The first step in the performance of this duty is the inquiry whether the record is properly before the Court.

It is certified by the clerk of the Court which pronounced the judgment of condemnation under which the plaintiff in error is imprisoned, and is also authenticated by the seal of the Court. It is returned with, and annexed to, a writ of error issued in regular form, the citation being signed by one of the Associate Justices of the Supreme Court, and served on the Governor and Attorney General of the State more than thirty days before the commencement of the term to which the writ of error was returnable.

The Judicial act,[1 ] so far as it prescribes the mode of proceeding, appears to have been literally pursued.

In February, 1797, a rule[2 ] was made on this subject, in the following words: "It is ordered by the Court, that the clerk of the Court to which any writ of error shall be directed, may make return of the same by transmitting a true copy of the record, and of all proceedings in the same, under his hand and the seal of the Court."

This has been done. But the signature of the Judge has not been added to that of the Clerk. The law does not require it. The rule does not require it.

In the case of Martin vs. Hunter's lessee,[3 ] an exception was taken to the return of the refusal of the State Court to enter a prior judgment of reversal by this Court, because it was not made by the Judge of the State Court to which the writ was directed; but the exception was overruled, and the return was held sufficient. In Buel vs. Van Ness,[4 ] also a writ of error to a State Court, the record was authenticated in the same manner. No exception was taken to it. These were civil cases. But it has been truly said at the bar, that, in regard to this process, the law makes no distinction between a criminal and civil case. The same return is required in both. If the sanction of the Court could be necessary for the establishment of this position, it has been silently given.

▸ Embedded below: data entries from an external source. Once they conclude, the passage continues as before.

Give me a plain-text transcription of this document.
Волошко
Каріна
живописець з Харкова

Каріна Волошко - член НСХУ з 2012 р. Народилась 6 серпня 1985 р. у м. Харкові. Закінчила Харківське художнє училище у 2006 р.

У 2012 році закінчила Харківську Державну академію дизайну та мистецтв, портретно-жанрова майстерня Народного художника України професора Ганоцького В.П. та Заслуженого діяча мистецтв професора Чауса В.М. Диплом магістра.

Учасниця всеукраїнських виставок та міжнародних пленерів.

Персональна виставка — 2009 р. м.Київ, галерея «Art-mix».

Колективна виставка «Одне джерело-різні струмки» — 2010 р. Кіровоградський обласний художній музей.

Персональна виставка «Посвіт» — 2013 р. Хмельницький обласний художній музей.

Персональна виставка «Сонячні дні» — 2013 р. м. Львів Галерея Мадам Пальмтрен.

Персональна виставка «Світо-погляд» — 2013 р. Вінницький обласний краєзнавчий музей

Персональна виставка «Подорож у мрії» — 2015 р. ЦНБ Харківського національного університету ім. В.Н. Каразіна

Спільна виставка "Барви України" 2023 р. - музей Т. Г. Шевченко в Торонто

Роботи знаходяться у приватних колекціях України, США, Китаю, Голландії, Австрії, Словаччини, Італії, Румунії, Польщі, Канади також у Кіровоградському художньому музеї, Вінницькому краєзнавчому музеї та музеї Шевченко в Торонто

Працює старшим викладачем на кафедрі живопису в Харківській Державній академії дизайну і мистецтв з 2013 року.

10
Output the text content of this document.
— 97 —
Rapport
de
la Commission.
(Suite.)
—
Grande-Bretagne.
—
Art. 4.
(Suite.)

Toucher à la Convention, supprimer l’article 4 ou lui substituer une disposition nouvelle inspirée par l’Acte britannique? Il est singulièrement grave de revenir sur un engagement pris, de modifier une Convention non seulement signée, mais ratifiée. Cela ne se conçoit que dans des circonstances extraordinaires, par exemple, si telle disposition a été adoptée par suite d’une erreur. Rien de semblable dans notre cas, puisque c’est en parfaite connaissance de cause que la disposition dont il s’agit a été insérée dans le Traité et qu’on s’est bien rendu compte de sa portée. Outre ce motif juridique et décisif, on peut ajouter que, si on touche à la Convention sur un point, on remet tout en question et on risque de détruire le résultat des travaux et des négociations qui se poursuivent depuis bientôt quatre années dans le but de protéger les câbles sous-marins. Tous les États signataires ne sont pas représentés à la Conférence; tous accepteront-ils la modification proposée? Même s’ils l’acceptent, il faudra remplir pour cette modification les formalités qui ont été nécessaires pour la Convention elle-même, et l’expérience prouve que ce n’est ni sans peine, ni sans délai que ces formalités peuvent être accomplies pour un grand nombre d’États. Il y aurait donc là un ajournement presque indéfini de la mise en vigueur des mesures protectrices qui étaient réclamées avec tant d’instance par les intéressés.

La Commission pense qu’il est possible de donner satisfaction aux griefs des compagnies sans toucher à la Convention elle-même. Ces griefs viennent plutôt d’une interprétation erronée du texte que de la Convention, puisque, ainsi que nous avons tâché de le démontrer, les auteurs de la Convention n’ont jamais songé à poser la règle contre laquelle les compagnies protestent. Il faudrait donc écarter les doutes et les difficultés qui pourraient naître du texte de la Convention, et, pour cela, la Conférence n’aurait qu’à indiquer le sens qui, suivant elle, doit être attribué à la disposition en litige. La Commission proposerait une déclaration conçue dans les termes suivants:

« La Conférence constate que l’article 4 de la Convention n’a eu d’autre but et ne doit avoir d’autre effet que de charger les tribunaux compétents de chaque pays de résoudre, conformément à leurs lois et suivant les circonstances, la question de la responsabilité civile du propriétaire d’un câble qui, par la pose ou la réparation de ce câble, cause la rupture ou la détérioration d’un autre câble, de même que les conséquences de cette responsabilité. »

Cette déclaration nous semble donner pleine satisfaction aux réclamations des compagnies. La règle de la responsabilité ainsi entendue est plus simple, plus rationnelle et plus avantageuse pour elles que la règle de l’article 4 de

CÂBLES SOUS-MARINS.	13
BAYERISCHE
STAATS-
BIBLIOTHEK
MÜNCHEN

McCulloch vs. the State of Maryland,[5 ] was a qui tam action, brought to recover a penalty, and the record was authenticated by the seal of the Court and the signature of the Clerk, without that of a Judge. Brown et al. vs. the State of Maryland, was an indictment for a fine and forfeiture. The record in this case, too, was authenticated by the seal of the Court and the certificate of the Clerk. The practice is both ways.

The record, then, according to the Judiciary act, and the rule and the practice of the Court, is regularly before us. The more important inquiry is, does it exhibit a case cognizable by this tribunal?